« No harmony. No melody. No rhythm. No bullshit. » (Phill Niblock)
C’est un peu cela, la musique de Phill Niblock. Quelque chose qui s’approcherait du linéaire, aplanirait lentement les mouvements de ses textures sonores. Rythme tassé, ingurgité dans une masse compacte. « Please play this record LOUD » préconisait-il sur l’un de ses précédents albums. Jouées à haut volume (et dans de bonnes conditions, cela va sans dire), les longues pistes du compositeur américain ne laissent en effet place à rien d’autre que l’omniprésence physique et acharnée du son. Pas d’échappatoire, simplement l’écoute, l’envahissement. Le reste importe peu, ou n’importe plus.
Toujours la même, et en permanence renouvelée. L’œuvre de Phill Niblock, personnage culte de la musique d’avant-garde américaine et grande figure du drone, fascine et impressionne. Depuis plus de cinquante ans, il bâtit un immense ouvrage empruntant à la fois à la musique, au cinéma ou encore à la photographie. The Movement of People Working, cette série de films de plus de 25 heures réalisée sur de nombreuses années, accordait ainsi la répétition du geste à celle du flux sonore de ses compositions.
Depuis toutes ces années, Phill Nibock applique inlassablement la même méthode : il enregistre des notes jouées par des instruments acoustiques (ce qui l’a amené, notamment, à collaborer avec de nombreux musiciens tels que Rafael Toral ou Thurston Moore), puis multiplie les couches, organise et modifie les hauteurs en jouant sur les micro-intervalles (cet intervalle plus petit qu’un demi-ton). Et ce qu’il faisait à ses débuts sur bandes magnétiques, il le fait aujourd’hui à l’aide de la technologie informatique.

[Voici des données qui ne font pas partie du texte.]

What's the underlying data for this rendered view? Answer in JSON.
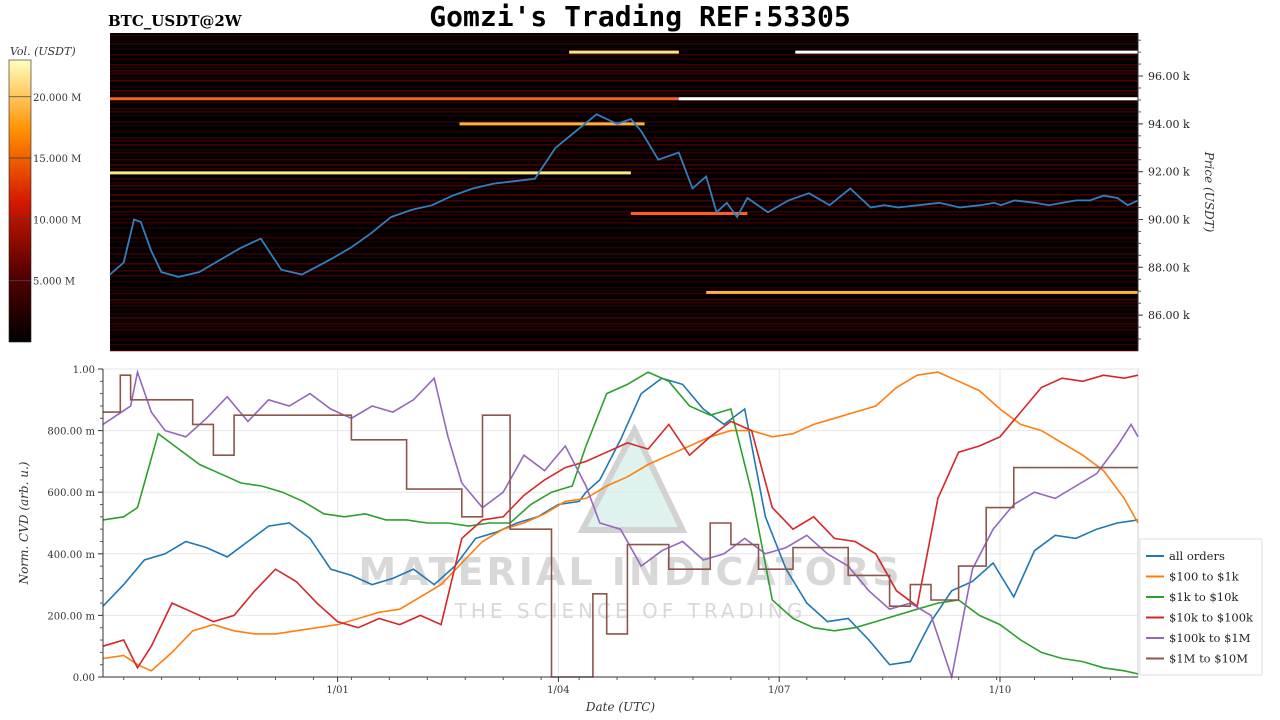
{
  "header": {
    "title": "Gomzi's Trading REF:53305",
    "ticker": "BTC_USDT@2W"
  },
  "colors": {
    "heatmap_bg": "#000000",
    "price_line": "#2f7fc1",
    "grid": "#e6e6e6"
  },
  "watermark": {
    "line1": "MATERIAL INDICATORS",
    "line2": "THE SCIENCE OF TRADING"
  },
  "chart_data": [
    {
      "type": "heatmap",
      "ylabel": "Price (USDT)",
      "ylim": [
        84500,
        97800
      ],
      "yticks": [
        86000,
        88000,
        90000,
        92000,
        94000,
        96000
      ],
      "ytick_labels": [
        "86.00 k",
        "88.00 k",
        "90.00 k",
        "92.00 k",
        "94.00 k",
        "96.00 k"
      ],
      "colorbar": {
        "label": "Vol. (USDT)",
        "range": [
          0,
          23000000
        ],
        "ticks": [
          5000000,
          10000000,
          15000000,
          20000000
        ],
        "tick_labels": [
          "5.000 M",
          "10.000 M",
          "15.000 M",
          "20.000 M"
        ]
      },
      "bright_levels": [
        {
          "price": 97000,
          "from_day": 10.0,
          "to_day": 15.0,
          "intensity": 1.0
        },
        {
          "price": 97000,
          "from_day": 6.7,
          "to_day": 8.3,
          "intensity": 0.9
        },
        {
          "price": 95050,
          "from_day": 0.0,
          "to_day": 15.0,
          "intensity": 0.55
        },
        {
          "price": 95050,
          "from_day": 8.3,
          "to_day": 15.0,
          "intensity": 1.0
        },
        {
          "price": 94000,
          "from_day": 5.1,
          "to_day": 7.8,
          "intensity": 0.75
        },
        {
          "price": 91950,
          "from_day": 0.0,
          "to_day": 7.6,
          "intensity": 0.85
        },
        {
          "price": 90250,
          "from_day": 7.6,
          "to_day": 9.3,
          "intensity": 0.6
        },
        {
          "price": 86950,
          "from_day": 8.7,
          "to_day": 15.0,
          "intensity": 0.75
        }
      ],
      "price_series": {
        "name": "BTC price",
        "x_days": [
          0,
          0.2,
          0.35,
          0.45,
          0.6,
          0.75,
          1.0,
          1.3,
          1.6,
          1.9,
          2.2,
          2.5,
          2.8,
          3.0,
          3.2,
          3.5,
          3.8,
          4.1,
          4.4,
          4.7,
          5.0,
          5.3,
          5.6,
          5.9,
          6.2,
          6.5,
          6.8,
          7.1,
          7.4,
          7.6,
          7.75,
          8.0,
          8.3,
          8.5,
          8.7,
          8.85,
          9.0,
          9.15,
          9.3,
          9.6,
          9.9,
          10.2,
          10.5,
          10.8,
          11.1,
          11.3,
          11.5,
          11.8,
          12.1,
          12.4,
          12.7,
          12.9,
          13.0,
          13.2,
          13.5,
          13.7,
          13.9,
          14.1,
          14.3,
          14.5,
          14.7,
          14.85,
          15.0
        ],
        "price": [
          87700,
          88200,
          90000,
          89900,
          88700,
          87800,
          87600,
          87800,
          88300,
          88800,
          89200,
          87900,
          87700,
          88000,
          88300,
          88800,
          89400,
          90100,
          90400,
          90600,
          91000,
          91300,
          91500,
          91600,
          91700,
          93000,
          93700,
          94400,
          94000,
          94200,
          93700,
          92500,
          92800,
          91300,
          91800,
          90300,
          90700,
          90100,
          90900,
          90300,
          90800,
          91100,
          90600,
          91300,
          90500,
          90600,
          90500,
          90600,
          90700,
          90500,
          90600,
          90700,
          90600,
          90800,
          90700,
          90600,
          90700,
          90800,
          90800,
          91000,
          90900,
          90600,
          90800
        ]
      }
    },
    {
      "type": "line",
      "xlabel": "Date (UTC)",
      "ylabel": "Norm. CVD (arb. u.)",
      "ylim": [
        0,
        1
      ],
      "yticks": [
        0,
        0.2,
        0.4,
        0.6,
        0.8,
        1.0
      ],
      "ytick_labels": [
        "0.00",
        "200.00 m",
        "400.00 m",
        "600.00 m",
        "800.00 m",
        "1.00"
      ],
      "xlim": [
        0,
        15
      ],
      "xticks": [
        3.4,
        6.6,
        9.8,
        13.0
      ],
      "xtick_labels": [
        "1/01",
        "1/04",
        "1/07",
        "1/10"
      ],
      "legend_position": "right",
      "series": [
        {
          "name": "all orders",
          "color": "#1f77b4",
          "x": [
            0,
            0.3,
            0.6,
            0.9,
            1.2,
            1.5,
            1.8,
            2.1,
            2.4,
            2.7,
            3.0,
            3.3,
            3.6,
            3.9,
            4.2,
            4.5,
            4.8,
            5.1,
            5.4,
            5.7,
            6.0,
            6.3,
            6.6,
            6.9,
            7.0,
            7.2,
            7.5,
            7.8,
            8.1,
            8.4,
            8.7,
            9.0,
            9.3,
            9.6,
            9.9,
            10.2,
            10.5,
            10.8,
            11.1,
            11.4,
            11.7,
            12.0,
            12.3,
            12.6,
            12.9,
            13.2,
            13.5,
            13.8,
            14.1,
            14.4,
            14.7,
            15.0
          ],
          "y": [
            0.23,
            0.3,
            0.38,
            0.4,
            0.44,
            0.42,
            0.39,
            0.44,
            0.49,
            0.5,
            0.45,
            0.35,
            0.33,
            0.3,
            0.32,
            0.35,
            0.3,
            0.36,
            0.45,
            0.47,
            0.5,
            0.52,
            0.56,
            0.57,
            0.6,
            0.64,
            0.77,
            0.92,
            0.97,
            0.95,
            0.87,
            0.82,
            0.87,
            0.52,
            0.35,
            0.24,
            0.18,
            0.19,
            0.12,
            0.04,
            0.05,
            0.18,
            0.28,
            0.31,
            0.37,
            0.26,
            0.41,
            0.46,
            0.45,
            0.48,
            0.5,
            0.51
          ]
        },
        {
          "name": "$100 to $1k",
          "color": "#ff7f0e",
          "x": [
            0,
            0.3,
            0.5,
            0.7,
            1.0,
            1.3,
            1.6,
            1.9,
            2.2,
            2.5,
            2.8,
            3.1,
            3.4,
            3.7,
            4.0,
            4.3,
            4.6,
            4.9,
            5.2,
            5.5,
            5.8,
            6.1,
            6.4,
            6.7,
            7.0,
            7.3,
            7.6,
            7.9,
            8.2,
            8.5,
            8.8,
            9.1,
            9.4,
            9.7,
            10.0,
            10.3,
            10.6,
            10.9,
            11.2,
            11.5,
            11.8,
            12.1,
            12.4,
            12.7,
            13.0,
            13.3,
            13.6,
            13.9,
            14.2,
            14.5,
            14.8,
            15.0
          ],
          "y": [
            0.06,
            0.07,
            0.04,
            0.02,
            0.08,
            0.15,
            0.17,
            0.15,
            0.14,
            0.14,
            0.15,
            0.16,
            0.17,
            0.19,
            0.21,
            0.22,
            0.26,
            0.3,
            0.37,
            0.44,
            0.48,
            0.5,
            0.53,
            0.57,
            0.58,
            0.62,
            0.65,
            0.69,
            0.72,
            0.75,
            0.78,
            0.8,
            0.8,
            0.78,
            0.79,
            0.82,
            0.84,
            0.86,
            0.88,
            0.94,
            0.98,
            0.99,
            0.96,
            0.93,
            0.87,
            0.82,
            0.8,
            0.76,
            0.72,
            0.67,
            0.58,
            0.5
          ]
        },
        {
          "name": "$1k to $10k",
          "color": "#2ca02c",
          "x": [
            0,
            0.3,
            0.5,
            0.6,
            0.8,
            1.1,
            1.4,
            1.7,
            2.0,
            2.3,
            2.6,
            2.9,
            3.2,
            3.5,
            3.8,
            4.1,
            4.4,
            4.7,
            5.0,
            5.3,
            5.6,
            5.9,
            6.2,
            6.5,
            6.8,
            7.0,
            7.3,
            7.6,
            7.9,
            8.2,
            8.5,
            8.8,
            9.1,
            9.4,
            9.7,
            10.0,
            10.3,
            10.6,
            10.9,
            11.2,
            11.5,
            11.8,
            12.1,
            12.4,
            12.7,
            13.0,
            13.3,
            13.6,
            13.9,
            14.2,
            14.5,
            14.8,
            15.0
          ],
          "y": [
            0.51,
            0.52,
            0.55,
            0.63,
            0.79,
            0.74,
            0.69,
            0.66,
            0.63,
            0.62,
            0.6,
            0.57,
            0.53,
            0.52,
            0.53,
            0.51,
            0.51,
            0.5,
            0.5,
            0.49,
            0.5,
            0.5,
            0.56,
            0.6,
            0.62,
            0.75,
            0.92,
            0.95,
            0.99,
            0.96,
            0.88,
            0.85,
            0.87,
            0.6,
            0.25,
            0.19,
            0.16,
            0.15,
            0.16,
            0.18,
            0.2,
            0.22,
            0.24,
            0.25,
            0.2,
            0.17,
            0.12,
            0.08,
            0.06,
            0.05,
            0.03,
            0.02,
            0.01
          ]
        },
        {
          "name": "$10k to $100k",
          "color": "#d62728",
          "x": [
            0,
            0.3,
            0.5,
            0.7,
            1.0,
            1.3,
            1.6,
            1.9,
            2.2,
            2.5,
            2.8,
            3.1,
            3.4,
            3.7,
            4.0,
            4.3,
            4.6,
            4.9,
            5.2,
            5.5,
            5.8,
            6.1,
            6.4,
            6.7,
            7.0,
            7.3,
            7.6,
            7.9,
            8.2,
            8.5,
            8.8,
            9.1,
            9.4,
            9.7,
            10.0,
            10.3,
            10.6,
            10.9,
            11.2,
            11.5,
            11.8,
            12.1,
            12.4,
            12.7,
            13.0,
            13.3,
            13.6,
            13.9,
            14.2,
            14.5,
            14.8,
            15.0
          ],
          "y": [
            0.1,
            0.12,
            0.03,
            0.1,
            0.24,
            0.21,
            0.18,
            0.2,
            0.28,
            0.35,
            0.31,
            0.24,
            0.18,
            0.16,
            0.19,
            0.17,
            0.2,
            0.17,
            0.45,
            0.51,
            0.52,
            0.59,
            0.64,
            0.68,
            0.7,
            0.73,
            0.76,
            0.74,
            0.82,
            0.72,
            0.78,
            0.83,
            0.8,
            0.55,
            0.48,
            0.52,
            0.45,
            0.44,
            0.4,
            0.28,
            0.23,
            0.58,
            0.73,
            0.75,
            0.78,
            0.86,
            0.94,
            0.97,
            0.96,
            0.98,
            0.97,
            0.98
          ]
        },
        {
          "name": "$100k to $1M",
          "color": "#9467bd",
          "x": [
            0,
            0.2,
            0.4,
            0.5,
            0.7,
            0.9,
            1.2,
            1.5,
            1.8,
            2.1,
            2.4,
            2.7,
            3.0,
            3.3,
            3.6,
            3.9,
            4.2,
            4.5,
            4.8,
            5.0,
            5.2,
            5.5,
            5.8,
            6.1,
            6.4,
            6.7,
            7.0,
            7.2,
            7.5,
            7.8,
            8.1,
            8.4,
            8.7,
            9.0,
            9.3,
            9.6,
            9.9,
            10.2,
            10.5,
            10.8,
            11.1,
            11.4,
            11.7,
            12.0,
            12.3,
            12.6,
            12.9,
            13.2,
            13.5,
            13.8,
            14.1,
            14.4,
            14.7,
            14.9,
            15.0
          ],
          "y": [
            0.82,
            0.85,
            0.88,
            0.99,
            0.86,
            0.8,
            0.78,
            0.84,
            0.91,
            0.83,
            0.9,
            0.88,
            0.92,
            0.87,
            0.84,
            0.88,
            0.86,
            0.9,
            0.97,
            0.78,
            0.63,
            0.55,
            0.6,
            0.72,
            0.67,
            0.75,
            0.62,
            0.5,
            0.48,
            0.36,
            0.41,
            0.44,
            0.38,
            0.4,
            0.45,
            0.4,
            0.42,
            0.46,
            0.4,
            0.36,
            0.28,
            0.22,
            0.24,
            0.2,
            0.0,
            0.35,
            0.48,
            0.56,
            0.6,
            0.58,
            0.62,
            0.66,
            0.75,
            0.82,
            0.78
          ]
        },
        {
          "name": "$1M to $10M",
          "color": "#8c564b",
          "x": [
            0,
            0.25,
            0.25,
            0.4,
            0.4,
            1.3,
            1.3,
            1.6,
            1.6,
            1.9,
            1.9,
            3.6,
            3.6,
            4.4,
            4.4,
            5.2,
            5.2,
            5.5,
            5.5,
            5.9,
            5.9,
            6.5,
            6.5,
            7.1,
            7.1,
            7.3,
            7.3,
            7.6,
            7.6,
            8.2,
            8.2,
            8.8,
            8.8,
            9.1,
            9.1,
            9.5,
            9.5,
            10.0,
            10.0,
            10.8,
            10.8,
            11.4,
            11.4,
            11.7,
            11.7,
            12.0,
            12.0,
            12.4,
            12.4,
            12.8,
            12.8,
            13.2,
            13.2,
            15.0
          ],
          "y": [
            0.86,
            0.86,
            0.98,
            0.98,
            0.9,
            0.9,
            0.82,
            0.82,
            0.72,
            0.72,
            0.85,
            0.85,
            0.77,
            0.77,
            0.61,
            0.61,
            0.52,
            0.52,
            0.85,
            0.85,
            0.48,
            0.48,
            0.0,
            0.0,
            0.27,
            0.27,
            0.14,
            0.14,
            0.43,
            0.43,
            0.35,
            0.35,
            0.5,
            0.5,
            0.43,
            0.43,
            0.35,
            0.35,
            0.42,
            0.42,
            0.33,
            0.33,
            0.23,
            0.23,
            0.3,
            0.3,
            0.25,
            0.25,
            0.36,
            0.36,
            0.55,
            0.55,
            0.68,
            0.68
          ]
        }
      ]
    }
  ]
}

Touch Five est un double album marquant sa cinquième apparition chez Touch. Il vient ainsi rejoindre des albums majestueux tels que Touch Strings ou Touch Three. Sur le premier disque, deux pistes, de presque trente minutes chacune. On y retrouve Arne Deforce au violoncelle (présent par ailleurs sur d’autres travaux de l’américain), puis Rhodri Davies à la harpe électrique. Le second volet, quant à lui, offre trois versions de Two Lips, morceau conçu comme deux partitions jouées simultanément et elles-mêmes sous-divisées en différentes parties instrumentales, à partir de trois quatuors de guitare.
On pénètre sur cet album comme dans une logique où les segments sonores s’étirent, se répètent, s’enchâssent en se réitérant, appuyant leur propre insistance sur un mécanisme gagné par l’immensité. Dans une lancinance presque maritime, Touch Five tend à modifier la perception du temps, et donne à voir dans le poids démesuré de ses couches et de ses textures des étendues de lumière et de silence noir. Avec sa façon de créer des drones à la densité exceptionnelle (ce sont parfois 40 pistes qui donnent forme au morceau entier), de vouloir fixer le temps dans une vibration de l’infini, Phill Niblock continue, à désormais quatre-vingt ans, d’ouvrir sa musique sur une dimension supplémentaire, lui donnant une présence proche de la démesure.